As for the Canadian/American context; Hans and his Jewish friend in Canada correspond by using underground mail service. The model of this character is a Toronto-based Jewish journalist who is a survivor of Nazi Germany as well as the imprisonment by the Canadian government.
Yoko’s novel has earned serious praise from all quarters. Katherine Govier, novelist and a passionate multiculturalism activist, observes, “Double Exile is a compact and moving tale that sheds light on the political choices made by those writers who stayed home in Nazi Germany. Morgenstern’s straightforward, clean style lets the story tell itself. Ayomi, backpacker from Tokyo, comes alive with her honest drive to understand betrayal and loyalty --in their lives and her own. Yoko Morgenstern is a debut novelist unafraid of complex questions, and gifted with the simple touch.”
Says Laura Lush, a poet and writer, “Many have written about the rise of Nazi Germany and the indelible mark it has left in history. But none has told the story of the plight of the German Jewish writers so well as Yoko Morgenstern has in Double Exile.
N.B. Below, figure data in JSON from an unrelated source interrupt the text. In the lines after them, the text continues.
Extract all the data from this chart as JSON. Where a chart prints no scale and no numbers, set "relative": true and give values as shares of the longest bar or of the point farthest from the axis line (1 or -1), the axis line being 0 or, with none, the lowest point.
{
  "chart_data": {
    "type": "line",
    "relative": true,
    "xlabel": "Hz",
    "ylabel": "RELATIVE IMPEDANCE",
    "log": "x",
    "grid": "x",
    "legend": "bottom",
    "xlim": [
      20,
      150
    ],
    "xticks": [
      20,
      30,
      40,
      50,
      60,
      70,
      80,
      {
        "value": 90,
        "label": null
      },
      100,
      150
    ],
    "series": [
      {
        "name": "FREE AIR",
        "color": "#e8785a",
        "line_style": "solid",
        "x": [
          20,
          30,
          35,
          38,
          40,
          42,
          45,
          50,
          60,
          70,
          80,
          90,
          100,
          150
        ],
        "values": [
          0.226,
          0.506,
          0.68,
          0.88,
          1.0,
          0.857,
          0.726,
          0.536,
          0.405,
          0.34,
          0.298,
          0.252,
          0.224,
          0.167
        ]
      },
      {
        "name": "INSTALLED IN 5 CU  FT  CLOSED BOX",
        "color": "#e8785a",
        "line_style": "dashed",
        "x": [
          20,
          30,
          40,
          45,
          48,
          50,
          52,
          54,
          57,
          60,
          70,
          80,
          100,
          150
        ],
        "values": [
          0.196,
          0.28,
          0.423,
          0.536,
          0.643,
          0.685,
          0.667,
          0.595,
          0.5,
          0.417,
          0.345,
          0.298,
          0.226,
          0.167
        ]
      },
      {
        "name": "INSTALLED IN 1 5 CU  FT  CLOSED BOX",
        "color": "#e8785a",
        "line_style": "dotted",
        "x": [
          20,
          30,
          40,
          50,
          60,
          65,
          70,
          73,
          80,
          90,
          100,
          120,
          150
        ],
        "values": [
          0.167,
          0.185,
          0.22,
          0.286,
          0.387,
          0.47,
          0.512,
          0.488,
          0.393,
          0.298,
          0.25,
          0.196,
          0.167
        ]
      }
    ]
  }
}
In a trifecta of countries, time, and cultures, Morgenstern weaves a spellbinding psychological drama that innocently begins when a graduate student from Japan comes to Germany to search out the story of Hans Carossa, one of Germany’s greatest but seemingly most forgotten modernist writers. In prose that brims with intelligence and humanity, Morgenstern shows how Carossa and his contemporaries struggle with their decision to stay or flee Nazi Germany, a decision that results in equally unfavourable fates—accusations of pro-Nazi alliances if they stay or internment in countries such as Canada if they leave.”